Come non inorridire al solo pensiero che un giovane di 13 anni indossi un’uniforme e sia pronto a combattere in una delle tante fazioni schierate in guerre civili tribali e violentissime?

Come si può accettare che mentre ci trastulliamo (sperperando gran parte delle nostre risorse nonostante la grave crisi economica globale) tra PC, internet, e-mail, sms, telefonini, tablet…bimbi,anziani e donne hanno come nemico patologico quotidiano il riuscire a sfamarsi?

Perché questo mio sfogo?

Lasciatevi raccontare…

Nel 2008 la sonnolente quiete di Caniparola, piccola frazione del comune di Fosdinovo nella provincia di Massa Carrara, viene scossa dall’arrivo di un nuovo vice parroco in ausilio all’ormai anziano Don Adriano.
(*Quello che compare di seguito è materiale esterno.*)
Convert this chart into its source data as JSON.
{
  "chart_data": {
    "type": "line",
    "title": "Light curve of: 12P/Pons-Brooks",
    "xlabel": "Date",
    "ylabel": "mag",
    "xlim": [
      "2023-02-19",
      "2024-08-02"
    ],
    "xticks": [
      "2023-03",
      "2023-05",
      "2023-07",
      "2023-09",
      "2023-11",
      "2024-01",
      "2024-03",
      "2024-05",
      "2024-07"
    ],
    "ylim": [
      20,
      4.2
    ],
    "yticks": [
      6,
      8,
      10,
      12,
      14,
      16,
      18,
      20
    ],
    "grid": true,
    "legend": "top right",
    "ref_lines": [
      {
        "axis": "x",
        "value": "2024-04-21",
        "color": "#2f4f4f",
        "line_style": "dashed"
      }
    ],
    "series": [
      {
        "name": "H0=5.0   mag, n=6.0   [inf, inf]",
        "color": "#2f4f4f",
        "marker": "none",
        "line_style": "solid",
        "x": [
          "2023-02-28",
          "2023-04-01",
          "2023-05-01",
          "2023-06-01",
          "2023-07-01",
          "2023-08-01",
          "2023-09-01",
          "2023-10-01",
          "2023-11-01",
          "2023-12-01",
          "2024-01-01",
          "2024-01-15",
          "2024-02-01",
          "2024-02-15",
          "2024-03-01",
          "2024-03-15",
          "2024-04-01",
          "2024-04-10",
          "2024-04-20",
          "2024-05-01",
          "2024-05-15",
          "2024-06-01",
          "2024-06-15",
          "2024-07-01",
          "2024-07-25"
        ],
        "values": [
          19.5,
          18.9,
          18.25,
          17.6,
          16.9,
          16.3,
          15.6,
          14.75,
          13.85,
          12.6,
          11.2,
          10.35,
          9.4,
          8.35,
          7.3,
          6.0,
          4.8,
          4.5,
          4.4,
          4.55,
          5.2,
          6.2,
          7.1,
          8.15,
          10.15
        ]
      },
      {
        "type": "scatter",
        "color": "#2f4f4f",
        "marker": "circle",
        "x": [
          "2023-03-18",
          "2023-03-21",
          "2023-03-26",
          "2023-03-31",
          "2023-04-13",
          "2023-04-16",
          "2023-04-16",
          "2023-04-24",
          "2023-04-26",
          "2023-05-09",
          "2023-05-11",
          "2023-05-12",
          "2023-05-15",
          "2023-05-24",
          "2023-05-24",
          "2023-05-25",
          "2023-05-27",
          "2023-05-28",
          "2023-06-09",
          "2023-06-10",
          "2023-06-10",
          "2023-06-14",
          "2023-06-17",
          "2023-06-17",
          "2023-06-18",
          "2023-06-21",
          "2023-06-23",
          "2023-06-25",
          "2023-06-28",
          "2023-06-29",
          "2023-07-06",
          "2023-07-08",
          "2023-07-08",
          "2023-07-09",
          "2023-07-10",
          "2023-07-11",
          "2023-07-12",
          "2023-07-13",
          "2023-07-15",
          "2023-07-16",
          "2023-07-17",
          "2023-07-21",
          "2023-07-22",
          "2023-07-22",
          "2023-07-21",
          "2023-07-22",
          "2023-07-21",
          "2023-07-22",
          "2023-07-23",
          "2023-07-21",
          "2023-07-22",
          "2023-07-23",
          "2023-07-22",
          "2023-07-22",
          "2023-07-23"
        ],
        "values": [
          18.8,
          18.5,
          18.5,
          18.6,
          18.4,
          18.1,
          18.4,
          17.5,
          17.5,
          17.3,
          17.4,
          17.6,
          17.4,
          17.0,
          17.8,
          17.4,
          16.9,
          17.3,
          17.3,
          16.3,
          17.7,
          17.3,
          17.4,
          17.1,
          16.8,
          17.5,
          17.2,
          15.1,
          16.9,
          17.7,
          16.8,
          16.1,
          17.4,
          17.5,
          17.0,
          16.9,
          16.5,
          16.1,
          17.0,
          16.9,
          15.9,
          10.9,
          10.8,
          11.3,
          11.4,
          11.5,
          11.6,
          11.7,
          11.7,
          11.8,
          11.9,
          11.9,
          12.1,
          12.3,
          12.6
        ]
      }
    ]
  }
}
Una mattina mentre facevo colazione nell’unico bar del borgo fui avvicinato da un “omone”, un gigante “nero”, atletico, solare che con naturale entusiasmo si presenta a quanti presenti nel locale.

Già…il nuovo sacerdote!

Quest’uomo, questo “Don”, laureato all’Università Lateranense, in grado di parlare correttamente quattro lingue, raramente vestito in abito talare in breve tempo riuscirà con il suo “credo”, con il suo modo di fare “il Pastore”, con il suo semplice e costante stare e vivere tra, per e con la gente a riempire la parrocchia.

Indimenticabili i suoi sermoni domenicali.

Sì! Parlo del mio “fratello nero”…parlo di
Don Jeannot Mandefu

originario della Repubblica Democratica del Congo.

Don Jeannot Mandefu Don Jeannot Mandefu Don Jeannot Mandefu Don Jeannot Mandefu

In breve dalla semplice frequentazione passiamo ad una sincera “Amicizia”!

Lentamente ma inesorabilmente le sue preoccupazioni per i connazionali, i problemi, le ansie, la nostalgia per la sua terra diventano il cemento del nostro rapporto.

Lui racconta ed io nel mio piccolo studio, ricerco, pongo domande: a volte discutiamo per punti di vista apparentemente diverso ma sostanzialmente uguali.

Nel 2011, non so se per sua richiesta o se per invio del vaticano, il fratello rientra in patria.

Gli viene assegnata una delle parrocchie più terribilmente disastrate dai mille problemi su esposti di tutto il Congo.

Manteniamo i nostri contatti.

L’anno successivo, durante un suo breve ritorno, tenta, riuscendovi, di coinvolgermi in un’operazione di salvataggio, di intervento assistenziale diretta ai suoi nuovi parrocchiani forse troppo grande per tutti noi.

Comunque le cose procedono.

Studi, ricerche, pianificazioni si fanno sempre più intensi.

Nel luglio di quest’anno incominciamo a vedere qualche piccolo, primissimo risultato: Padre Janot, il mio “Fratello Nero” è riuscito a farsi assegnare dalle autorità ben 5 ettari di terreno da dedicare a seminazioni intensive di mais, fagioli e arachidi.

Sempre nello stesso mese il sacerdote si reca in Piemonte dove riesce a trovare la sponsorizzazione di alcune grandi aziende agricole che con i loro tecnici e soprattutto la loro esperienza affiancheranno i giovani Kananghesi in questa prima avventura.

Al contempo mi sono mosso per fondare secondo tutti crismi legali la Onlus.

Ho altresì iniziato a contattare alcuni industriali e tutte le persone di “buon cuore” per cercare di stabilire i contatti utili a rifornire questa sua manodopera, ragazzi e ragazze giovanissimi e ben intenzionati a seguirlo, di tutto quanto sia necessario per il duro lavoro dei campi!!!

Speriamo di essere riusciti a raggiungere lo scopo, la prima meta della fondazione legale entro il dicembre 2013.

Seguirà ovviamente un grande lancio pubblicitario mediatico.

State tranquilli…quando visiterete il mio sito sarete aggiornati.

Un’ultima cosa, forse banale, ma che ritengo assolutamente indispensabile sottolineare:”Ogni aiuto sarà rigorosamente controllato: dalla partenza all’arrivo”!

Insieme a Janot e a quanti ci vorranno seguire, affiancare tre sono i termini, i comportamenti su cui la Onlus Fratelli di Kananga – RDC non transigerà mai: legalità, trasparenza, onesta!